Rick Hendrick has assured Earnhardt that his car will be waiting for him when he is ready.
“The seat is his and I expect, we’ve got a lot of time between now and Daytona. I saw him like two or three weeks ago and then I saw him last Monday and I saw him today, the improvements have been phenomenal and listening to the doctor we are excited about Dale Earnhardt Jr. being in the car at Daytona and we’ve got right much time, excited about him racing beyond 2017.”
Hendrick likened Earnhardt to “a member of the family” portraying a relationship that is as much personal as it is business and he even got in a little ribbing.
“I care about him as a person probably as much or more, than as a race car driver. So, I’ve been concerned. But, I’ve been surprised how hard he’s worked. I shouldn’t say that” he said quickly, laughing, “But he sends me video as proof.”

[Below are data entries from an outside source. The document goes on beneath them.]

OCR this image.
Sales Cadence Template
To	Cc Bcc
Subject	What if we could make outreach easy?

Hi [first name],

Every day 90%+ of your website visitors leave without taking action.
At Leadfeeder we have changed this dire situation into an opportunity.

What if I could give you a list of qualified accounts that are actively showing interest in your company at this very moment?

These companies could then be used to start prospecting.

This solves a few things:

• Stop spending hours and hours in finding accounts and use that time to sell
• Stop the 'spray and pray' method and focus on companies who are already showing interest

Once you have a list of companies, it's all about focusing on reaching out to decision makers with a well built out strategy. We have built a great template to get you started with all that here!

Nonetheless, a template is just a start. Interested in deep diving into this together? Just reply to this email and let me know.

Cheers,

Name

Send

On a more serious note, Hendrick described his organization as a tight knit family that is there for one another.
“We’re like a family there at Motorsports and all the drivers and crew chiefs, you see the team light up when he shows up. It’s just like anytime you have a member of your family hurt or sick or going through something,” he said, “everybody wants to rally to help him. I don’t think there is any way you’d have gotten Jeff Gordon back in a race car other than helping the organization and helping Dale. And I think that’s proof of that. We just feel good. I’ve seen the progress. The sponsors have been super. They all care about him. They care about him so much that they want him to be on the cautious side.”
It obviously hasn’t been an easy decision but it’s a smart one, and it should not be confused with apathy. Earnhardt wants it all and he’s not ready to settle for less.
“But my heart wants me to continue,” Earnhardt emphasized, “and wants me to continue to be working with the guys I’ve got. I’m only 41. I think I have some good years left. I’m as good as I have ever been inside the car. My ability to communicate and drive the car and get everything out of it, I feel very confident. I feel like I’m still an asset to the team and to the company. Rick likes to say we have unfinished business.
“I certainly feel the same way. We have races to win. We went through this process in 2012. It was very scary and difficult. Micky told me that I would one day be well and I would win races again, and he was right. We got well, and I had some of the greatest years and racing experiences of my career shortly after that. And so, he’s telling me that this is possible again, and I believe it. And if we work hard enough and we really rehab these systems, anything is possible from here on out. So, I’m very positive and feeling very good and am confident about the future.”
The future may look uncertain but opportunity often arises from misfortune. Earnhardt’s 2016 season is over but the possibilities for next season are endless and there’s unfinished business that needs his attention.